Educational attainment has been associated with late-life dementia in many, but by no means all, studies. Among the former, dementia incidence risk ratios comparing those with low versus high educational levels range from roughly 2 to 4. The present argument is that so many processes intervene between early life cognitive ability and ability decades later at the end of life that it is not surprising that some studies have found little or no association between the two. If a study were able to take a fuller, life course perspective and adjust for countervailing influences, exceptions to the rule could be explained and the true relationship might be found to be stronger.

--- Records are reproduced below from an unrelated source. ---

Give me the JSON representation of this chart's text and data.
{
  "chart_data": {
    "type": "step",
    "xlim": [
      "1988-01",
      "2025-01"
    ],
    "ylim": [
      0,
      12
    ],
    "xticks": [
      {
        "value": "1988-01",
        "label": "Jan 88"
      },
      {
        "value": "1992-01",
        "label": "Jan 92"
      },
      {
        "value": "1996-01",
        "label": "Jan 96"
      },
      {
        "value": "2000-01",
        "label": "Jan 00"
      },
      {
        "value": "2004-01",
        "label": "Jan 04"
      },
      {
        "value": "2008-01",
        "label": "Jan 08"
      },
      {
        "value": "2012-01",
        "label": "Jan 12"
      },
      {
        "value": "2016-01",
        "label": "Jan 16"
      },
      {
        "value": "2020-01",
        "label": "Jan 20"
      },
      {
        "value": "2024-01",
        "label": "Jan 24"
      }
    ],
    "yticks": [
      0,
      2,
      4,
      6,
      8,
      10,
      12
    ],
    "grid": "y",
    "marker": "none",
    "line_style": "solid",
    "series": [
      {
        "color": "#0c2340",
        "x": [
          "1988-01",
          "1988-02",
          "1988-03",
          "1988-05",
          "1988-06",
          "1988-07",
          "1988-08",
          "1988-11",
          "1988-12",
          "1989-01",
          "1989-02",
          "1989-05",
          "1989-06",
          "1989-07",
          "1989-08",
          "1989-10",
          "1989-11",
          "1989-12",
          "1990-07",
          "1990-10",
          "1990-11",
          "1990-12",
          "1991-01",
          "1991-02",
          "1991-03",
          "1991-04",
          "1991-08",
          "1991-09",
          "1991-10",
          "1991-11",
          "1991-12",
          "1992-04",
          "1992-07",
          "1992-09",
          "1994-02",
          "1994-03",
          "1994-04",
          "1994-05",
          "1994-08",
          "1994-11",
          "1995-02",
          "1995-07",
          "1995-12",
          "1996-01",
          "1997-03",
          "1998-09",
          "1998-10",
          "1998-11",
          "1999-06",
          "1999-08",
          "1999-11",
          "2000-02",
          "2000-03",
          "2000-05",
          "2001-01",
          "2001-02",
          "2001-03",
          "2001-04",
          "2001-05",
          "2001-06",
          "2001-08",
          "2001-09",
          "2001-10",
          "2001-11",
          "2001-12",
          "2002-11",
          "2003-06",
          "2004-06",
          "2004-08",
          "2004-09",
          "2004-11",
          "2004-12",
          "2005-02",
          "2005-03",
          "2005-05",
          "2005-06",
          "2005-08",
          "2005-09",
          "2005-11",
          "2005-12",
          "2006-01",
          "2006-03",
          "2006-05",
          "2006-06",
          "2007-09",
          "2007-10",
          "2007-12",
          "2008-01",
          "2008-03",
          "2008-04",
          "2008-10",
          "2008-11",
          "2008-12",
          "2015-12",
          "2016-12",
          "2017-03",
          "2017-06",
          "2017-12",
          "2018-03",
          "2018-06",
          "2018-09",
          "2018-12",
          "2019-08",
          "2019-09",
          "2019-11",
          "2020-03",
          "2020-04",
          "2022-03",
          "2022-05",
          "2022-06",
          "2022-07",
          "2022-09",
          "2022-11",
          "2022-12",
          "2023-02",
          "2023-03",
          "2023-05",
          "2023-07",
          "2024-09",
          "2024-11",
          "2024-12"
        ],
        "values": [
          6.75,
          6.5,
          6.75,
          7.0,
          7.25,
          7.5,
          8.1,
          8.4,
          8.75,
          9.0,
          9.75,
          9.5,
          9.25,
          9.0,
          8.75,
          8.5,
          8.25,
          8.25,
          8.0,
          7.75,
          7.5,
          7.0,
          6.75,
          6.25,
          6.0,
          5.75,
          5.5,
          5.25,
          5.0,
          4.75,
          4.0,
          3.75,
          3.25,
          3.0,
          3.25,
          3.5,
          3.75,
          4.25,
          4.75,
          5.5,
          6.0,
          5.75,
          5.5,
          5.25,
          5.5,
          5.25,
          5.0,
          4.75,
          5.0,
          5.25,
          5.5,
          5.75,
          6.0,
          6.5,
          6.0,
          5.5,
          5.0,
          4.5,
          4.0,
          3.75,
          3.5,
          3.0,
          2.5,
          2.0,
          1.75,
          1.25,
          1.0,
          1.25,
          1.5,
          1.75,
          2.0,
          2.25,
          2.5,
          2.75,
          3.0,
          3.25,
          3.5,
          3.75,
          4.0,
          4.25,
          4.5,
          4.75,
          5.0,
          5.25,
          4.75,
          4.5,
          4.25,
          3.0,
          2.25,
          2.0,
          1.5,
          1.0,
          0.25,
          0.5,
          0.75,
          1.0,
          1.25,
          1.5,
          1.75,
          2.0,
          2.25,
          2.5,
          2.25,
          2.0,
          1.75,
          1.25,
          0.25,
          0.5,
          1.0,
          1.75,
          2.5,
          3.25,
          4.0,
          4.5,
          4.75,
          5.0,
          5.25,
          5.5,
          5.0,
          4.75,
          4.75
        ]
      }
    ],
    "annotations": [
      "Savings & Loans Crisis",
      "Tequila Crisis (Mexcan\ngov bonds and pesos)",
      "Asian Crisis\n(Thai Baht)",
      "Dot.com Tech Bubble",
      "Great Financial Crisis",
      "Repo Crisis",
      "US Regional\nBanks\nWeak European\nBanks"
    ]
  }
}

Given the philosophy that it is more efficient to prevent than to treat and given the current limited success of treatments for late-life cognitive loss, it becomes important to understand not only what factors influence cognitive impairments, but how and why. It is deeply unsettling that our dementia risk may be largely established very early in life. This should pave the way to proposing strategies, beginning in early life and continuing through middle age, to modify or at least counteract cognitive risk factors. While many epidemiological studies have identified particular predictors of cognitive loss, it is important to recognize that multiple factors are involved in any causal process and that these factors interact and mutually influence each other (positively or negatively) over time. This means that interventions to modify a single factor may be blocked (but may also be supported) by other influences, operating as a system. Numerous studies have characterized families whose children are at elevated risk of poor educational outcomes; early interventions can and must continue to support those children. The exposome perspective then supports continued attention to the cognitive environment of people as they join the workforce and through their subsequent life course. Opportunities abound. The ubiquity of smartphones offers avenues for both cognitive and social engagement applications designed to foster cognitive resiliency, the housing environment and transport systems for elderly people must bear in mind the importance of creating and retaining social ties and mentally stimulating activities, of whatever type the person prefers. There seems little reason, for example, why television programs could not become more interactive: use the remote control to participate in an online opinion poll of who committed the murder, or whether the person will be found guilty before all is revealed at the end of the program. The rising tide of dementia has made finding ways to foster cognitive resiliency at the population level a major priority. Figures 2,3 above sketch many variables that offer potential pressure points for such interventions.